Molecular Simulation Prediction on SO2 Gas Adsorption in Bipyridine Ligand-Based Square-Pillared MOFs

Increasing concentrations of toxic gases caused by the burning of fossil fuels necessitates the development of efficient porous materials for gas capture. Metal-organic frameworks (MOFs) have attracted a lot of attention as potential porous materials due to their effectiveness in adsorption of toxic gases. In particular, square-pillared metal-organic frameworks stand out for their exceptional potential toward gas adsorption, attributed to their remarkable surface area, thermal and chemical stabilities, and tunable properties. In this context, molecular simulations have been executed to observe and analyze the adsorption process of toxic flue gases such as SO2 and CO2 on MOFs. The present work deals with two different stable fluorinated MOFs named [Ni(4,4 '-bipyridine)(2)(AlF5)](n) (ALFFIVE-Ni-bipy) and [Ni(4,4 '-bipyridine)(2)(NbOF5)](n), (NBOFFIVE-Ni-bipy) featuring AlF52- and NbOF52- anion pillars, respectively, comprising 4,4 '-bipyridine as organic ligand and nickel as the central metal. The significance of utilizing the 4,4 '-bipyridine ligands in these fluorinated MOFs enhances the SO2 gas adsorption and selectivity in the framework.
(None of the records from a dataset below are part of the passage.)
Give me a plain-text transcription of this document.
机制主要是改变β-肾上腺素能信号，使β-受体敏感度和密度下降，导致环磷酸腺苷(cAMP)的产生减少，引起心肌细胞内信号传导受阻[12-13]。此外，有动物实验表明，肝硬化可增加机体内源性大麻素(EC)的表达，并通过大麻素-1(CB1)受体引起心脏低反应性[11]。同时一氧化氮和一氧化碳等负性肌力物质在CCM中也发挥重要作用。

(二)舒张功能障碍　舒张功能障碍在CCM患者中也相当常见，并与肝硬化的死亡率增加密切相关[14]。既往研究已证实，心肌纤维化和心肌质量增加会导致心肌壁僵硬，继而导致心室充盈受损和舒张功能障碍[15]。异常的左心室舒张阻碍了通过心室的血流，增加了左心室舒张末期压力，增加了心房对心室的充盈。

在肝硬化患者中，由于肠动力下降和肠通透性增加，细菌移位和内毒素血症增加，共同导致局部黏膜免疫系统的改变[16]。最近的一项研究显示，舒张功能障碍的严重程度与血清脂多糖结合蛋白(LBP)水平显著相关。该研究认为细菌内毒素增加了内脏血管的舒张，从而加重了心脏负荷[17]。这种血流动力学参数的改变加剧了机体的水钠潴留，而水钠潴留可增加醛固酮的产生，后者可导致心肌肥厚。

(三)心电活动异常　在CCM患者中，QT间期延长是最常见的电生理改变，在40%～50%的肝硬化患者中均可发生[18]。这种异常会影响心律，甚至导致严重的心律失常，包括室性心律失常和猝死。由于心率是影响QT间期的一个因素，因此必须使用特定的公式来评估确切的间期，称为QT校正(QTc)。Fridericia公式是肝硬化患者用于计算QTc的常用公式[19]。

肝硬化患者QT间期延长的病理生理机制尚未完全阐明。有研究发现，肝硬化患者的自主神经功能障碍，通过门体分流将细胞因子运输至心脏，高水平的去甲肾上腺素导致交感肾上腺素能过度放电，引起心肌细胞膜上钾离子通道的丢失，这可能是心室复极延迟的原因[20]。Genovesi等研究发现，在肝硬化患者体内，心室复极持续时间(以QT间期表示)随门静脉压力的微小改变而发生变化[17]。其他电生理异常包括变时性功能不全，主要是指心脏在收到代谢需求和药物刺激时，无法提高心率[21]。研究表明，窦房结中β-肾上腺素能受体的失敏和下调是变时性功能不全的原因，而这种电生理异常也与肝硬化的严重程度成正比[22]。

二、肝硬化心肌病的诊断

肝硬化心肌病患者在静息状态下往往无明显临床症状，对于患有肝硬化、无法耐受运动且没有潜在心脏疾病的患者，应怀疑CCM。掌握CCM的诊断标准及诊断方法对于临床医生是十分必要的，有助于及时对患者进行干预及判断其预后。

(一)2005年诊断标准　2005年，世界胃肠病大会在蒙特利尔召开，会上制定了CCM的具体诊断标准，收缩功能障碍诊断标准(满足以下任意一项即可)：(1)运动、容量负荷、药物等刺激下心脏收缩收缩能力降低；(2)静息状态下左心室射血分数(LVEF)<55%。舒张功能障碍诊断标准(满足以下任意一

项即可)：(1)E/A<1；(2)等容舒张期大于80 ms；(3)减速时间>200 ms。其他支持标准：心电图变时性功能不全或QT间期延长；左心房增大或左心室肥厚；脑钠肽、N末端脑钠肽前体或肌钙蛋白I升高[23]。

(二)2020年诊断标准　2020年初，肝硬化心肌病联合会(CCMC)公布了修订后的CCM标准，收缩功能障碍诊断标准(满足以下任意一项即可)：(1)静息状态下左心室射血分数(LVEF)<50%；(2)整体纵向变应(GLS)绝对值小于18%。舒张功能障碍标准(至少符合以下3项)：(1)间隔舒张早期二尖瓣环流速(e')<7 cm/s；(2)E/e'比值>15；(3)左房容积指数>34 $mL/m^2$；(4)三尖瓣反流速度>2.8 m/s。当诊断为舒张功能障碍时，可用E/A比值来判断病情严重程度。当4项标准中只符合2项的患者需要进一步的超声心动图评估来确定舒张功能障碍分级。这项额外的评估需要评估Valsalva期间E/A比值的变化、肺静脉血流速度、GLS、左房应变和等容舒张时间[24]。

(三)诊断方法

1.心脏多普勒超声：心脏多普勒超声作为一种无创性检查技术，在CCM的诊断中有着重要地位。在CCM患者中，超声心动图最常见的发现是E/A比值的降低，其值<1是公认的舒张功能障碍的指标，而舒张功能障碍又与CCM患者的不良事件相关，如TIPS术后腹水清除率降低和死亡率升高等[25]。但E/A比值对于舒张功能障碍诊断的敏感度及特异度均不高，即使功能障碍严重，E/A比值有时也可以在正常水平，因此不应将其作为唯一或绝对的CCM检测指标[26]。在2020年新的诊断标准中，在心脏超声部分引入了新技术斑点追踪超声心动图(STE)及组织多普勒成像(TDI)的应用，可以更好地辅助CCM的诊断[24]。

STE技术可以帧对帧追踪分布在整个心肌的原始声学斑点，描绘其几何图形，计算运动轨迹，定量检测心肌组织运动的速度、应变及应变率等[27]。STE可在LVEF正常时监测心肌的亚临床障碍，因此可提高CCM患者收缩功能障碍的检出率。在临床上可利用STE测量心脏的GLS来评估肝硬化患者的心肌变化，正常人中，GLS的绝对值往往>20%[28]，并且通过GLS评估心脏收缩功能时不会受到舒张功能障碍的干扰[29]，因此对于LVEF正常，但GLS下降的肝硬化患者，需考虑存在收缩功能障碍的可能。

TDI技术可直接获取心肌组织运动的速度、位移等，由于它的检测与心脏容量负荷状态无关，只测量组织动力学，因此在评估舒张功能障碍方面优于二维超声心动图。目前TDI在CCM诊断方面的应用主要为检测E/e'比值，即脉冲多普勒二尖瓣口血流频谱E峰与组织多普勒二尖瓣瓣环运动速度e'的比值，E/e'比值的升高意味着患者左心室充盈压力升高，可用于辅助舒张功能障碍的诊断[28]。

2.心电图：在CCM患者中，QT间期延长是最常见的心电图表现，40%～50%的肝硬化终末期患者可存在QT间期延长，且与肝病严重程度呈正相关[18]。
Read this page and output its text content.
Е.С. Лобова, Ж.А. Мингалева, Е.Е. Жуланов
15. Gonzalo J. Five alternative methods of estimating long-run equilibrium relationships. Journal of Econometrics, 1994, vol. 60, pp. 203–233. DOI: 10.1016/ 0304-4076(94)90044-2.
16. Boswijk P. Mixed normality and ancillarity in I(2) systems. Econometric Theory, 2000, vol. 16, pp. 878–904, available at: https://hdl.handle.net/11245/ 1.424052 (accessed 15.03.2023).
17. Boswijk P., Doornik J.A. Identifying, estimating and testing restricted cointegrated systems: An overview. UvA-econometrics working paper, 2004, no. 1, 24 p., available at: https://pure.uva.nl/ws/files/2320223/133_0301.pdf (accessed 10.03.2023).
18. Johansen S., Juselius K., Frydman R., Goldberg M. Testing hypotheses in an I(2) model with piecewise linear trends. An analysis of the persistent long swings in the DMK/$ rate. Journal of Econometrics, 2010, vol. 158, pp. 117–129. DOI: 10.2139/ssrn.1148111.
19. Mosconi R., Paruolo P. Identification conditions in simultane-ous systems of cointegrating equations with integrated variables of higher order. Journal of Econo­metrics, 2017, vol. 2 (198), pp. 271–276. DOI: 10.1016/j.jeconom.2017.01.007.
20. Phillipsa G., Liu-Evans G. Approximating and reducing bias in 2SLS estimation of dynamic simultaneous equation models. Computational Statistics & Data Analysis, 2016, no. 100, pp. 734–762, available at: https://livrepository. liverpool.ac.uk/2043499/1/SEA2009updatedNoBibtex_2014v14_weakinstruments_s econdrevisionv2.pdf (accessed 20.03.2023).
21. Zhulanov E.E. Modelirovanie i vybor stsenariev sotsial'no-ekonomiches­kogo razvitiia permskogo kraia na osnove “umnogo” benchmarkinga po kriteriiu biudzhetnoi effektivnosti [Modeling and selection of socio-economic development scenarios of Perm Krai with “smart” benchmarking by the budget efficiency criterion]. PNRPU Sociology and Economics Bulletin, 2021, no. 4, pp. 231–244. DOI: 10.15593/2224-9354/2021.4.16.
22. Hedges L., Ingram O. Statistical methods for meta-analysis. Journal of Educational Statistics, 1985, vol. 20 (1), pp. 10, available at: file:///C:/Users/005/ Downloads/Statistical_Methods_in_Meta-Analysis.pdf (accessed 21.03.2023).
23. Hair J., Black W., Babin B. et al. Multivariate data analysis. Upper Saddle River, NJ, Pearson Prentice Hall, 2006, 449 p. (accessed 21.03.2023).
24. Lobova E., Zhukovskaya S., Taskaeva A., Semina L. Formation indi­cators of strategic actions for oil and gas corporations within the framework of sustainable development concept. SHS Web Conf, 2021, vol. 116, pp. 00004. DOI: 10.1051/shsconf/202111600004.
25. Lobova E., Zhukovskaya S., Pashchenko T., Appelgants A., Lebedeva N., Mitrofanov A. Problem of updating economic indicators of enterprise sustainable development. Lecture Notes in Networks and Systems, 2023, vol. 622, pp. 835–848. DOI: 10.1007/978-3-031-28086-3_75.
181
Density functional theory has been implemented for geometry optimization, and Grand Canonical Monte Carlo simulations have been performed to forecast the adsorption isotherms. Both ALFFIVE-Ni-bipy (11.4 mmol/g) and NBOFFIVE-Ni-bipy (8.7 mmol/g) showed high SO2 adsorption capacity at 1 bar pressure, but ALFFIVE-Ni-bipy showed very good adsorption than other square-pillared MOFs and also unveiled good selectivity of SO2 gas. The coadsorption of binary SO2/CO2 and ternary SO2/CO2/N-2 gas mixtures at ambient conditions indicated that the cost-effective aluminum (Al)-based square-pillared ALFFIVE-Ni-bipy is particularly suitable for acid gas adsorption.